In the following example, we see a custom WebShell called "oRb". The actual WebShell body is obfuscated to avoid detection, using a preg_replace function with the "e" modifier. Hex encoding has been used to conceal eval(gzinflate(base64_decode( .
The URL that serves the WebShell further tries to confuse or mislead security tools by declaring in the header that thecontent type is animage file, as you can see below:
With its real-time scanning capability, Websense ACE™ (our Advanced Classification Engine) detects the obfuscation methods and techniques discussed above.
Let's now look at a second example to see the type of functionality that WebShells encompass. In this case we see a non-obfuscated version of "RC Shell v2.0", which is similar to our previous example in that it also tries to hide as an image:
A working WebShell
Once the WebShell script is run, it provides a web interface for remote operations on the server, including, but not limited to:
- Server Information
- File manager (access to file system)
- Access to execute commands
- SQL manager
- PHP code execution
- Bruteforce FTP, MySQL, PgSQL
- Search files, search text in files
- Malicious content upload
- Mass code injection
This animated image shows how it would look when run (click the image to open; the animation loops):
Websense ThreatSeeker Intelligence Cloud processes approximately up to 5 billion web requests per day, and out of those requests, just yesterday we found 1400 unique examples of threats using WebShells in different countries. Here is an example of how one obfuscated WebShell is spread around the globe.
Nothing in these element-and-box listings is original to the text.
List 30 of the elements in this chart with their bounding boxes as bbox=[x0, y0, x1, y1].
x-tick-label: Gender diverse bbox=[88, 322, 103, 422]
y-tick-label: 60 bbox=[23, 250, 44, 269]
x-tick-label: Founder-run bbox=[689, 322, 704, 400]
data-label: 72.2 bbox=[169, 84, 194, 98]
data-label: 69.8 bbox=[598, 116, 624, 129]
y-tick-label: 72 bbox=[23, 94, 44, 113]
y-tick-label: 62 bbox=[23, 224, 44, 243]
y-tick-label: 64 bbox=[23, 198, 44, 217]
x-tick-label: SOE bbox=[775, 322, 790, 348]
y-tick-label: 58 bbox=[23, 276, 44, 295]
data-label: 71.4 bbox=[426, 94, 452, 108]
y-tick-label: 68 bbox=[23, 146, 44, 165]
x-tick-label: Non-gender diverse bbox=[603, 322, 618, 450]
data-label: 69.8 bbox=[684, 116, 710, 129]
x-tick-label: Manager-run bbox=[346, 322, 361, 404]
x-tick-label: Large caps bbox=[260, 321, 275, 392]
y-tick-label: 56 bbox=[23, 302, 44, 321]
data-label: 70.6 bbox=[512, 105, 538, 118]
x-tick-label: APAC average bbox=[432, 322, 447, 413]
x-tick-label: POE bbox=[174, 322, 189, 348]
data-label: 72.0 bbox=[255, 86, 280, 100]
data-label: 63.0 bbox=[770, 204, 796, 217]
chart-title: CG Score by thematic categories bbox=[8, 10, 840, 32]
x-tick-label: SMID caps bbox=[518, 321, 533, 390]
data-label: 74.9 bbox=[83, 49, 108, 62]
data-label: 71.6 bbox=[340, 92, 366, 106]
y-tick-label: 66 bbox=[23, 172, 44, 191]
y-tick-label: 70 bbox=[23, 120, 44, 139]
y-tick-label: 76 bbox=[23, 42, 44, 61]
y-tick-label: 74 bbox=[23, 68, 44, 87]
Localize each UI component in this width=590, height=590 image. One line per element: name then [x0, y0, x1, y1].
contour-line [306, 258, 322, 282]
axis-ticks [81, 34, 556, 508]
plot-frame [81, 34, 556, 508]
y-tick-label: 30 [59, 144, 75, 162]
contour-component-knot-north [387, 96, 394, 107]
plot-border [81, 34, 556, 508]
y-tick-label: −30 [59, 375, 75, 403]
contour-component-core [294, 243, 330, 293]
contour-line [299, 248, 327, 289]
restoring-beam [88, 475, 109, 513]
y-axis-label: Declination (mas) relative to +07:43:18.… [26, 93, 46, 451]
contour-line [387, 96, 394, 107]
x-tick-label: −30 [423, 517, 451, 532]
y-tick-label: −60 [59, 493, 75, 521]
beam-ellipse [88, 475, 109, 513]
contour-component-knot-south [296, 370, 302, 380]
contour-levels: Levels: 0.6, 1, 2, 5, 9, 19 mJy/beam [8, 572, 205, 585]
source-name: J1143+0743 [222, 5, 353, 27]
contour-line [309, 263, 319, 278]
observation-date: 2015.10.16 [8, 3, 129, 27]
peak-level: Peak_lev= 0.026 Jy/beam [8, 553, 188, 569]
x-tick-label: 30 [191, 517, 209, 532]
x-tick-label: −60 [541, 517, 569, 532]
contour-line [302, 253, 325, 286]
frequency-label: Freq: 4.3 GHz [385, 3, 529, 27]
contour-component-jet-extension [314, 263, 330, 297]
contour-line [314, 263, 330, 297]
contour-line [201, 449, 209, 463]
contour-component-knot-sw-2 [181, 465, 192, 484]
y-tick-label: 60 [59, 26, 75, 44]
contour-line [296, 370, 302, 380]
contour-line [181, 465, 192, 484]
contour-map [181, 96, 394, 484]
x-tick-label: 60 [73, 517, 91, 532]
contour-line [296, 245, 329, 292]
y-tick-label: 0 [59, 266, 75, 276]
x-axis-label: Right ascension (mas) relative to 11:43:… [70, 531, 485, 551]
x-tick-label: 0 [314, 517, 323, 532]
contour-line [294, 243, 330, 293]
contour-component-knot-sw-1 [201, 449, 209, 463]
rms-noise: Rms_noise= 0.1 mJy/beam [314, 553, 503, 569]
How does Websense protect against WebShells?
The animated graphic above shows how powerful the access can be for an attacker.
ACE will block access to this malicious WebShell script/page if your end users locate such a script. In addition to preventing access to the malicious WebShell script/page, we monitor outbound content to prevent sensitive data from leaving an organization via shell commands even if the abused channel is SSL-encrypted - which is a common advanced malware technique. With the help of web telemetry we can generalize to the tune of 85,000,000+ compromised websites and thus learn from them, including what we have discussed here about WebShells.